Research and practice in Resilient Health Care aims to develop and promote practical solutions, based on a solid scientific foundation, to ensure that health care systems can perform as intended under expected and unexpected conditions alike.
The developments in safety thinking, in health care and elsewhere, can briefly be characterised by looking at two different interpretations of safety, called Safety-I and Safety-II, respectively.
According to Safety-I, a system is safe if as little as possible – and preferably nothing – goes wrong. In other words if there are no accidents or incidents. That can be achieved, for instance, by ‘avoiding injuries or harm to patients from care that is intended to help them’ (US AHRQ). The purpose of investigations and management in Safety-I is therefore to make sure that as little as possible goes wrong.
According to Safety-II, a system is safe if as much as possible goes well, if its performance is resilient in the sense that it can function as required under expected and unexpected conditions alike (changes / disturbances / opportunities). The purpose of safety related activities is therefore to make sure that as much as possible goes well.
The goals of Safety-I and Safety-II are in a way the same, namely that as much as possible goes well. But whereas Safety-I tries to achieve this by eliminating what can go wrong, Safety-II tries to achieve it by facilitating everyday work, by improving the potentials for resilient performance and thereby ensure that as much as possible goes well. Another way of saying that is that Safety-I tries to exclude or get away from something, namely an unsafe state, while Safety-II tries to include or approach something, namely a safe state. When you try to get away from something, almost any direction will do. But if you try to approach something, only one direction will bring you closer.
The scope of Safety-II, and therefore also of Resilient Health Care, exceeds the conventional safety topics and concerns. The focus is not limited to what goes wrong, but also includes what goes well. The focus is not just failures and cause-effect relations but everyday work and the functioning of the health care system as a whole. This means that all aspects of everyday work, as well as all that affects it, must be considered – from safety, productivity and quality to planning, policy, and politics.
The ambition of the RHCN is to take a lead in applying Safety-II to health care worldwide; to become a generally recognised source of expertise, academically as well as practically; and to become an incubator for ideas and methods that can improve resilient health care on all levels.

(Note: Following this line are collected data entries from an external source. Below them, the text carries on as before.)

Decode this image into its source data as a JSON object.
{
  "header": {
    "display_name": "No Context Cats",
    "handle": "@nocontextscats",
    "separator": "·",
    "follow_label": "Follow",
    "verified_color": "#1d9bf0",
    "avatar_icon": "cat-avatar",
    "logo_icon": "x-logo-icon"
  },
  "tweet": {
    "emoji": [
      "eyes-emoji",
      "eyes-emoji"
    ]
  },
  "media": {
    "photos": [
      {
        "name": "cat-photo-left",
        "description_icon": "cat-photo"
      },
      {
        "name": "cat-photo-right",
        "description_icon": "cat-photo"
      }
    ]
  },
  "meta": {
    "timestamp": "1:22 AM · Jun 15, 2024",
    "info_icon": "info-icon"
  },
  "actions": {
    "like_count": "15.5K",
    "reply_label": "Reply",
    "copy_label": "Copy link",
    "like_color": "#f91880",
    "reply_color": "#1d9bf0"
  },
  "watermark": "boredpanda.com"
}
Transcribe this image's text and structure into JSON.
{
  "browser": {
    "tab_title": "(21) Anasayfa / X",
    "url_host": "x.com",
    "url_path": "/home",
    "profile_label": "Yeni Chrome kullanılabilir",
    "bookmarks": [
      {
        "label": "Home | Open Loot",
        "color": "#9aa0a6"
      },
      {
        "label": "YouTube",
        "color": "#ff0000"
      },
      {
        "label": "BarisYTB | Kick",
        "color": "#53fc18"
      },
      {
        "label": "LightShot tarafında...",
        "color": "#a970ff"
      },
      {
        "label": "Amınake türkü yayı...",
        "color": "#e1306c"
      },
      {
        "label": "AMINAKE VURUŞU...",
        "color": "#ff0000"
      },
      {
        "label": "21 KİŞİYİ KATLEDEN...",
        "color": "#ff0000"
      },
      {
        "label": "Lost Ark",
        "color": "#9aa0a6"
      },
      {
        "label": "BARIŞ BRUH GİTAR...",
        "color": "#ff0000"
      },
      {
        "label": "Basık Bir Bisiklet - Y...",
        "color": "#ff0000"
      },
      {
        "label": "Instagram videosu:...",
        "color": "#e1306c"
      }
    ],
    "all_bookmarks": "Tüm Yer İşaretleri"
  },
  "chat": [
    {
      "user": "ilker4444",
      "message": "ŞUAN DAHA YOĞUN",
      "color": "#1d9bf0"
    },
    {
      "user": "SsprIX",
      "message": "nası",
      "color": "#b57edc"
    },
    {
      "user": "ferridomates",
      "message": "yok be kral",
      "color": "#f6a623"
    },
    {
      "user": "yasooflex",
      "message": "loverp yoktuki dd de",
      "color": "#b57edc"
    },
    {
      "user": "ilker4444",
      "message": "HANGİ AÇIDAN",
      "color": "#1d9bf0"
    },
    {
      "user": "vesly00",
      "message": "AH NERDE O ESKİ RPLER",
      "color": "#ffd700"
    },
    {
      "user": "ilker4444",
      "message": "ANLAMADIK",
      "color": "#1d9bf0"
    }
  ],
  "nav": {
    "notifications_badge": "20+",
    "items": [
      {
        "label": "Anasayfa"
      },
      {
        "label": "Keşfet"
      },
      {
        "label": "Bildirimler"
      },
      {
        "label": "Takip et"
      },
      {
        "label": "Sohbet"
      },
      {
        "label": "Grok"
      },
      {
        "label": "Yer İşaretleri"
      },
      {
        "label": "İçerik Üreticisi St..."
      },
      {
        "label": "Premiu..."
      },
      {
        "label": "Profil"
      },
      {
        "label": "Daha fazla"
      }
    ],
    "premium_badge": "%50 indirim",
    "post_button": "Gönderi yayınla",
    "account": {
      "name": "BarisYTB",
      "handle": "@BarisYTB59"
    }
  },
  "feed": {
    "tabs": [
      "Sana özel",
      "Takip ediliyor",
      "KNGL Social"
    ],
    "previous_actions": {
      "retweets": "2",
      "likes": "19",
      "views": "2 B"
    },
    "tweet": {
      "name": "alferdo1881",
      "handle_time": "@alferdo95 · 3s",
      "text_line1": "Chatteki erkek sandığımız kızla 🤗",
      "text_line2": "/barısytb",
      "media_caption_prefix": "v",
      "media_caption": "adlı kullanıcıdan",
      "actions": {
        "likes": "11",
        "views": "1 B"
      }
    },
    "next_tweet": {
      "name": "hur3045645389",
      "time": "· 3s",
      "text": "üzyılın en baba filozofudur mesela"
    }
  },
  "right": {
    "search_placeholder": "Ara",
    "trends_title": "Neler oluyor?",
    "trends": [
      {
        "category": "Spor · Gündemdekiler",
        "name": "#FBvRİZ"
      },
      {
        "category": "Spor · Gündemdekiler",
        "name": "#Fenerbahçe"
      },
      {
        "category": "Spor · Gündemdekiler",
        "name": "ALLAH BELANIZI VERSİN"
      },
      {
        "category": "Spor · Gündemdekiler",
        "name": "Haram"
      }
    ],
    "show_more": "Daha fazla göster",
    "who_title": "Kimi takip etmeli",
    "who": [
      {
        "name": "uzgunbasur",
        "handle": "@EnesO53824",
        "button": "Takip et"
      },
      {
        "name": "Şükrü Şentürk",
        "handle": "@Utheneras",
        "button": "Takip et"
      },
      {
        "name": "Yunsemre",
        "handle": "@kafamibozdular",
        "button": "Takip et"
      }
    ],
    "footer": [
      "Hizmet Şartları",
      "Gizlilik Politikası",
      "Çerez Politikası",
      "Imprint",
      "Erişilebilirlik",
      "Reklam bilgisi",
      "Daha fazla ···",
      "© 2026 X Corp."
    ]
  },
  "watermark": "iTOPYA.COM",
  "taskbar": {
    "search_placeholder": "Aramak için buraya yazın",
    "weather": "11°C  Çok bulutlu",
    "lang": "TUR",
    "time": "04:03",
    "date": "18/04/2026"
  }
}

The purpose of the RHCS is to complement the traditional Safety-I perspective with the view of Safety-II – in principle as well as in practice. If you are interested in finding out more about what this entails, or even in helping to do that, you can join the Resilient Health Care Network (RHCN) on LinkedIn and/or apply to become a member of the Resilient Health Care Society. We hope that you will do so and also actively contribute to the Society's development with your experience and motivation. In return you will have the opportunity to meet and interact with people who share your concerns, and to use as much time and energy as you want to engage in concrete activities.
The first part of the logo is a kanji that has been proposed to represent ‘resilience.’ It can be interpreted as ‘bouncing back’ or ‘ soft, and recoverable rapidly.’ The second part of the logo is, of course, the Rod of Asclepius, which represents medicine and healing.